Judite de Sousa, Pública, 6 Fevereiro 2012

Em Novembro de 1999, nas suas primeiras semanas no parlamento, o Bloco de Esquerda criou incómodo nas bancadas do centrão. Fazenda e Louçã, os dois novos deputados, fizeram passar um protesto junto do governo angolano contra a prisão do jornalista Rafael Marques. Mas o voto referia a ausência de liberdade de expressão em Angola e foi contra essa blasfémia que o PS teve que se abster e que o PSD exigiu votações parciais, para que a prisão de um jornalista não pudesse ser pretexto de absurdas suspeições sobre a plenitude das liberdades no país da Sonangol.

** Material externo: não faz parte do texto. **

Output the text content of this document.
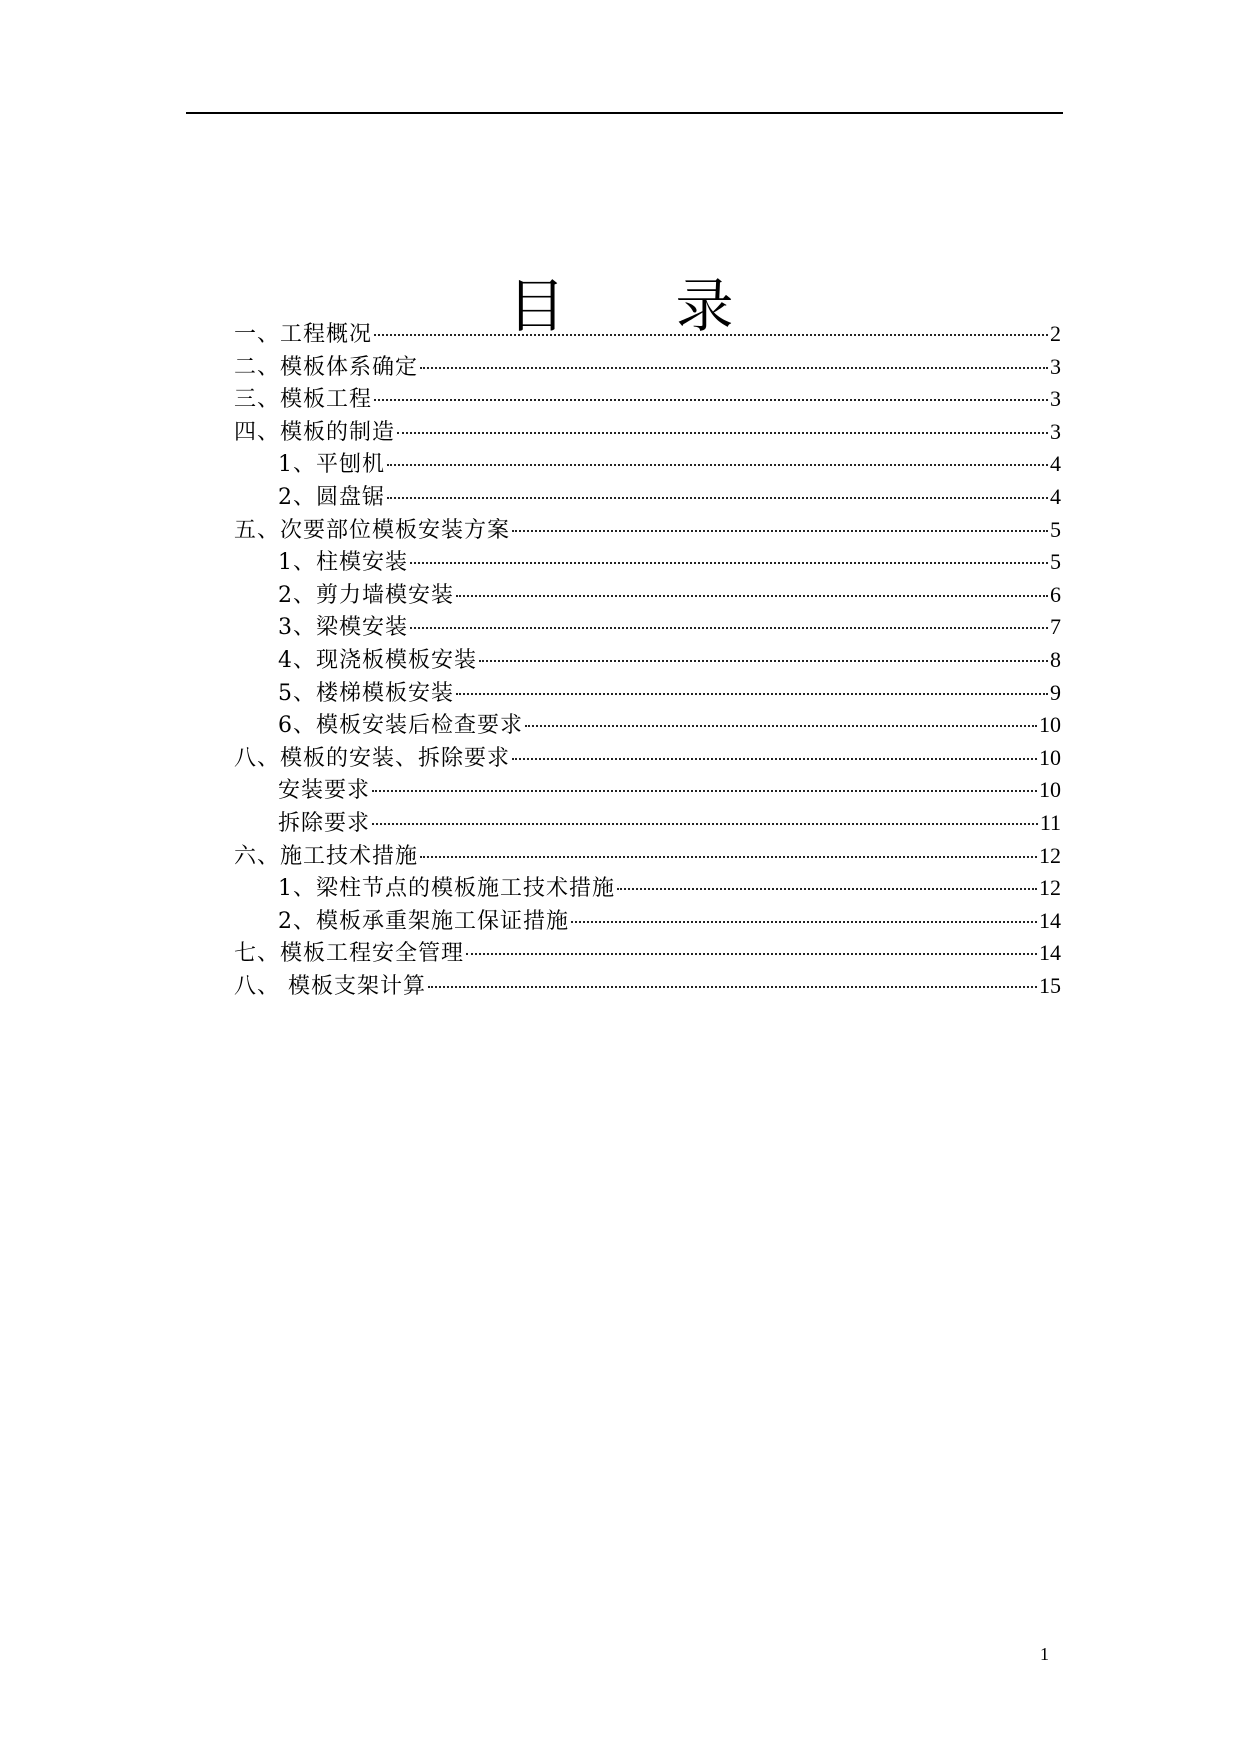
目 录
一、工程概况	2
二、模板体系确定	3
三、模板工程	3
四、模板的制造	3
1、平刨机	4
2、圆盘锯	4
五、次要部位模板安装方案	5
1、柱模安装	5
2、剪力墙模安装	6
3、梁模安装	7
4、现浇板模板安装	8
5、楼梯模板安装	9
6、模板安装后检查要求	10
八、模板的安装、拆除要求	10
安装要求	10
拆除要求	11
六、施工技术措施	12
1、梁柱节点的模板施工技术措施	12
2、模板承重架施工保证措施	14
七、模板工程安全管理	14
八、 模板支架计算	15
1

O voto lá passou, mas à vista de todos ficou a cumplicidade profunda do Bloco Central (secundado pelo PCP) com o regime do MPLA.

Vem esta referência a propósito de liberdade de imprensa em Portugal. Nos tempos da “ajuda externa” e do consenso do “resgate”, depois da confissão pública de Judite de Sousa, a jornalista que serviu de pé de microfone dos interesses da banca portuguesa, nestes tempos espantosos, engana-se quem julga que já viu tudo. Falta o Futungo de Belas.

Não debato neste artigo a captura pelo capital angolano (público e privado, os decisores são os mesmos) de empresas estratégicas no sector financeiro e nos monopólios de renda garantida em Portugal. O que importa sublinhar é que essas compras sucedem-se em aliança com a banca portuguesa, da qual o capital angolano é cada vez maior acionista. E que, ao mesmo tempo que se tornam poderosos banqueiros em Portugal, os frequentadores do palácio da família Santos estão empenhados em tomar posições decisivas no sistema mediático português.

A perseguição contra o cronista Pedro Rosa Mendes, removido da Antena 1, foi um eloquente aviso à navegação. Outros se seguirão, porque o pior dos sinais é a forma como o atual governo, com centro em Miguel Relvas, está decidido a facilitar aquele processo da maneira mais devastadora: a entrega a Luanda de uma RTP privatizada. O controlo articulado da banca (de onde vem e para onde vai a fina-flor dos governos do PSD e do PS) e de boa parte da comunicação social pelo poder angolano é a pior notícia para a liberdade de expressão e para as condições da democracia em Portugal.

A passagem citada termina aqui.